Tracking receivables is an important part of managing your small business’s cash flow. Without a steady cash flow, many small businesses are pushed to borrow more money to meet their working capital needs. This practice can easily catch up to small businesses and can result in business failure. Having an organized and professional system for keeping track of accounts receivable should help ease the process for you and will help your business succeed.
When setting up your accounts receivable process, consider the following tips to maximize the success of your small business:
1. Create an Invoicing Policy
Though it does vary from business to business, generally, the faster you invoice, the faster you will get paid. Therefore, when setting up your accounts receivable department, be sure to decide when you’ll invoice, and communicate these invoicing terms to customers and clients to prevent discrepancies around when payments are due. Additionally, Inc. columnist Jayson Demers recommends the following when it comes to creating a policy:
“Your policy should outline how late payments will be handled, including service charges at set intervals. Each state has its own regulations, but in general this is charged as a percentage of the total due.”
If you want customers to pay early, consider giving discounts to clients who send their payments within 10 days of receiving your invoice. Your invoice policy should be ironed out ahead of time in order to avoid confusion and create a healthy cash flow for your business.

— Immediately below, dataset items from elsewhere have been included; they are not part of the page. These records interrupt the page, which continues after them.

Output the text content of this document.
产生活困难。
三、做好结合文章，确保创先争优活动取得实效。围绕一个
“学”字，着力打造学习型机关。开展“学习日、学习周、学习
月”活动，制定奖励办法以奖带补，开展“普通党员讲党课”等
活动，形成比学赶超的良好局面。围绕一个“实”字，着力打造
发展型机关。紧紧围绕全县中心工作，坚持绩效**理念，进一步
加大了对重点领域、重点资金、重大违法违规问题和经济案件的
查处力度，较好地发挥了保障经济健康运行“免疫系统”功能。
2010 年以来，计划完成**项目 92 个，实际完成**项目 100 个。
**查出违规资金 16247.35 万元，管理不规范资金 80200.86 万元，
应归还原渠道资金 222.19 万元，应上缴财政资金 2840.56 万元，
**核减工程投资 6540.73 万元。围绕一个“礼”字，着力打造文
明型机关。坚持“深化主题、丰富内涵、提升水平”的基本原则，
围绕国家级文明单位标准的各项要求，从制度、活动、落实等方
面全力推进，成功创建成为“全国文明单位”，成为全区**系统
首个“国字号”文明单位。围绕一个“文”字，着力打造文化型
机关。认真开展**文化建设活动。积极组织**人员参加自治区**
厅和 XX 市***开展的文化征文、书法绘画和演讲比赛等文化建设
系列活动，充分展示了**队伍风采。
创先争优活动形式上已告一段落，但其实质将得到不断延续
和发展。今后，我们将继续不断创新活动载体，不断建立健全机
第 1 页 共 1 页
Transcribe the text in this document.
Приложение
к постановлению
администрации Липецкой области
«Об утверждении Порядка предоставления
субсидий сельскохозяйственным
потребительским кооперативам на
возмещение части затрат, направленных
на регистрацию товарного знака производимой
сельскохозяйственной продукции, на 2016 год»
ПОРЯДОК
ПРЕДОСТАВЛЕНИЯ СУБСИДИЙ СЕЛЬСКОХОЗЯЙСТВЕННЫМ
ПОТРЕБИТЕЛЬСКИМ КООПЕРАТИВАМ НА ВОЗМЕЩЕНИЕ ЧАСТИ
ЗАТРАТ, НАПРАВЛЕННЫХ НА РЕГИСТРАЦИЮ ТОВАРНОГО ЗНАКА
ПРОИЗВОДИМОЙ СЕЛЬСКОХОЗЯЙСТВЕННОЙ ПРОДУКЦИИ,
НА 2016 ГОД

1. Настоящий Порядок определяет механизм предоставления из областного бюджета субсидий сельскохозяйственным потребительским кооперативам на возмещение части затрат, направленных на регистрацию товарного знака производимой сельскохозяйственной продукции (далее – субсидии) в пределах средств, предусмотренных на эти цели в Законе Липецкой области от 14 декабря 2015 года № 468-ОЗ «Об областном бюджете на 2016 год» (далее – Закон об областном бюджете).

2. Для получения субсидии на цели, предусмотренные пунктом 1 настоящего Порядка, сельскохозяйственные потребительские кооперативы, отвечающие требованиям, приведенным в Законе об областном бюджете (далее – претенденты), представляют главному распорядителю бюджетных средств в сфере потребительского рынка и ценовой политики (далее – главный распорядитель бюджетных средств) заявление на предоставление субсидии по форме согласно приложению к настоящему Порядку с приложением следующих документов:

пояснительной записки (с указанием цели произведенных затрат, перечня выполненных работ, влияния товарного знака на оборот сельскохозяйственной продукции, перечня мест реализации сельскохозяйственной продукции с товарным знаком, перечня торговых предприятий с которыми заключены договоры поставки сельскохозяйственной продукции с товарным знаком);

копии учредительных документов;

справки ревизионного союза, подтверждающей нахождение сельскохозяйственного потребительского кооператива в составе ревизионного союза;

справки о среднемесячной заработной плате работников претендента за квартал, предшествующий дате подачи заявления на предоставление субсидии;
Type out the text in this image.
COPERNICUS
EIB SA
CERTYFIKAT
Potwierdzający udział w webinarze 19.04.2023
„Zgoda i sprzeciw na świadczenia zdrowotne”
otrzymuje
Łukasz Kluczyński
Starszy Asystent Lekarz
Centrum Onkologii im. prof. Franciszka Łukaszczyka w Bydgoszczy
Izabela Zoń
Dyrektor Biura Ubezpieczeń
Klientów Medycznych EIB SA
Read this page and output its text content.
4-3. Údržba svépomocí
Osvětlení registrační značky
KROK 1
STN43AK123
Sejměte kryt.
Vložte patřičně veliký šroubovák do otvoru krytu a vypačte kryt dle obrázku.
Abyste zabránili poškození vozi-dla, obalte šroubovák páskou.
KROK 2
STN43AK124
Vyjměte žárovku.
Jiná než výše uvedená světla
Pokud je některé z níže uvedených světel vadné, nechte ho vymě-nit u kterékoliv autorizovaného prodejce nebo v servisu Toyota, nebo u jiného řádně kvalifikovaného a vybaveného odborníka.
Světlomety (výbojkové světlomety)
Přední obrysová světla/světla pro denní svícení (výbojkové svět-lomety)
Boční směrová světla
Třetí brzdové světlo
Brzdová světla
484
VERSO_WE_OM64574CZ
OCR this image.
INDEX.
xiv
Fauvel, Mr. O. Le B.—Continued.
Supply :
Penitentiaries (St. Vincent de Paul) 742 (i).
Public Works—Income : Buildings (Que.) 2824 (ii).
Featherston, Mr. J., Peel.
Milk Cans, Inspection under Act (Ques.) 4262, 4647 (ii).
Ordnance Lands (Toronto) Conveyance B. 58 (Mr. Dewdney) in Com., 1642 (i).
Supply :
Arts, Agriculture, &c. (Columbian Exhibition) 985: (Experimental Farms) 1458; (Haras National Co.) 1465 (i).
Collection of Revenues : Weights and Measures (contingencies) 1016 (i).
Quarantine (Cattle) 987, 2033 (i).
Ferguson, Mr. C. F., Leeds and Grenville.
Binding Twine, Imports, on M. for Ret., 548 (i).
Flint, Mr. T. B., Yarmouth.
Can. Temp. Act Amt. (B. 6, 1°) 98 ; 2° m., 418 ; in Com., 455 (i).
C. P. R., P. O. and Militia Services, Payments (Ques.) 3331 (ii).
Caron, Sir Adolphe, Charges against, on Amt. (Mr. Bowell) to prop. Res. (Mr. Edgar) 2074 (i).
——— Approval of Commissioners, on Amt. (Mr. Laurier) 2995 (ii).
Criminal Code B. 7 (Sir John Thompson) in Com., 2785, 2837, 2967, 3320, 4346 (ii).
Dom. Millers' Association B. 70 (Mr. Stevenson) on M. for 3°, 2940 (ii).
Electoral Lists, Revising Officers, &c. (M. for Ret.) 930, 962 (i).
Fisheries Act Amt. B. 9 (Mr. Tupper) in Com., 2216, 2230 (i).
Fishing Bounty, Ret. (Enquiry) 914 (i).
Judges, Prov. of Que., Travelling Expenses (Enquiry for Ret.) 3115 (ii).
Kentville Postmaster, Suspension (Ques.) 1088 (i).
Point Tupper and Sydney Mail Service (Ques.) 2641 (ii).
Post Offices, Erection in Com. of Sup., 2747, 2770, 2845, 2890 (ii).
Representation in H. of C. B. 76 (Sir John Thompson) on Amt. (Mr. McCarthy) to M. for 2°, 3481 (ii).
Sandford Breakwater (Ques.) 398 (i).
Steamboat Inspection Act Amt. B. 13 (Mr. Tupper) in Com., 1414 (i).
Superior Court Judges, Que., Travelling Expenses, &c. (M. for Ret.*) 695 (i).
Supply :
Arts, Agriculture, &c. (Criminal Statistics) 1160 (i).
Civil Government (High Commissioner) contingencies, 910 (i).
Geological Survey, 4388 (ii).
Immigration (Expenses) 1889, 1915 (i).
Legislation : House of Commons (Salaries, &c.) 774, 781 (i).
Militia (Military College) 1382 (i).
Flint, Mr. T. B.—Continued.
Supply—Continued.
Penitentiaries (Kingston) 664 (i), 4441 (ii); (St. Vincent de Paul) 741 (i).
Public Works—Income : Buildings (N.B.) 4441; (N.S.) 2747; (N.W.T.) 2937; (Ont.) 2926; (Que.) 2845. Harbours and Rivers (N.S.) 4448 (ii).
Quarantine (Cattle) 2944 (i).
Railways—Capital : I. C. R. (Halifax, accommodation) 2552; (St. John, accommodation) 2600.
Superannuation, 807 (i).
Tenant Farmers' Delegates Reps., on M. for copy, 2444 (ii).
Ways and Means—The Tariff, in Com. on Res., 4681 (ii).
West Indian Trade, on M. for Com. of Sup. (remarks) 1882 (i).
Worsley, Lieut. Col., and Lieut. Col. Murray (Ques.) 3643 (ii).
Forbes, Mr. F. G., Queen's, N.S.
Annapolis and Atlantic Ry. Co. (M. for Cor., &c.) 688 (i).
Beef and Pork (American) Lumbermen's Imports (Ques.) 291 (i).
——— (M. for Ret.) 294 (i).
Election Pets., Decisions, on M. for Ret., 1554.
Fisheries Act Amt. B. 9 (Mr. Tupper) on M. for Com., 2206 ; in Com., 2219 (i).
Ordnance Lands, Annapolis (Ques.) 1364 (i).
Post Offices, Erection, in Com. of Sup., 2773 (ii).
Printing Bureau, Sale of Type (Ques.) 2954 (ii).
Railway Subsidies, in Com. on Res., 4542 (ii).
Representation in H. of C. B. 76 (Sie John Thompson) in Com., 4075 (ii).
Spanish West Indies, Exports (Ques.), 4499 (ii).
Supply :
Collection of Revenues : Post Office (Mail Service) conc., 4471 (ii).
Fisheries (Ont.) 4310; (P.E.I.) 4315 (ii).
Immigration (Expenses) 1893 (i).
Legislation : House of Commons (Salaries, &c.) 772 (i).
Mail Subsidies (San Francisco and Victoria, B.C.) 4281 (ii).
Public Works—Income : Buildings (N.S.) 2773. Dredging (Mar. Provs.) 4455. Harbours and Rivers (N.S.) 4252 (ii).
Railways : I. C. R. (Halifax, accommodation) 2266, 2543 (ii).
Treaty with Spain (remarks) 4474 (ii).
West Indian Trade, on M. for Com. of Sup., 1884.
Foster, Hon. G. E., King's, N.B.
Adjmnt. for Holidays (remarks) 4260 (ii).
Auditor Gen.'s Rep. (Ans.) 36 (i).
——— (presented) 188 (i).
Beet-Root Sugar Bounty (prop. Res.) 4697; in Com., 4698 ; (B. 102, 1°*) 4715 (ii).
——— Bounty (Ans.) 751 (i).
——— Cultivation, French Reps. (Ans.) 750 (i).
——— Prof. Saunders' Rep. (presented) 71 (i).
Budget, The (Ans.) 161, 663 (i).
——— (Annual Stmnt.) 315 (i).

2. Keep Tabs on Slow-Paying Clients
It’s important for whoever is monitoring your accounts receivables to keep an eye on slow-paying clients. Track payment schedules for your regular debtors and know when they tend to come up short. If a certain client is regularly late, it might be a good idea to schedule a meeting with their accounting department. In this conversation, ask them how you can help them to be more consistent in making payments to you. In some cases, it may be as simple as shifting a payment schedule to an earlier or later date in the month.
In other cases, their answer may make you re-evaluate your relationship with that client. According to Forbes contributor Nellie Akalp, one good practice for dealing with late-paying clients is to “have at least two to three months of ‘safety funds’ for your business, so a client’s slow payment doesn’t impact your ability to pay your bills.” Keeping the communication lines open with your clients will help streamline your accounts receivable processes.
3. Use Invoicing Software
An accounts receivable department that only consists of an Excel spreadsheet and invoice letters will make it impossible for you to keep track of who owes you money. In order to create a streamlined accounts receivable process it will do you good to use accounting software. Software can simplify the receivables process and give you the ability to forecast future cash flow. Online invoice generators such as Viewpost can help streamline the management of billing accounts receivable, so more of your time is available for leading and managing your business.
Whether you’re an experienced entrepreneur, or are just beginning your journey as a small business owner, setting up an accounts receivable department can prove daunting. However, spending a small amount of time creating an organized invoicing and billing system can go a long way in making your businesses successful in the long run.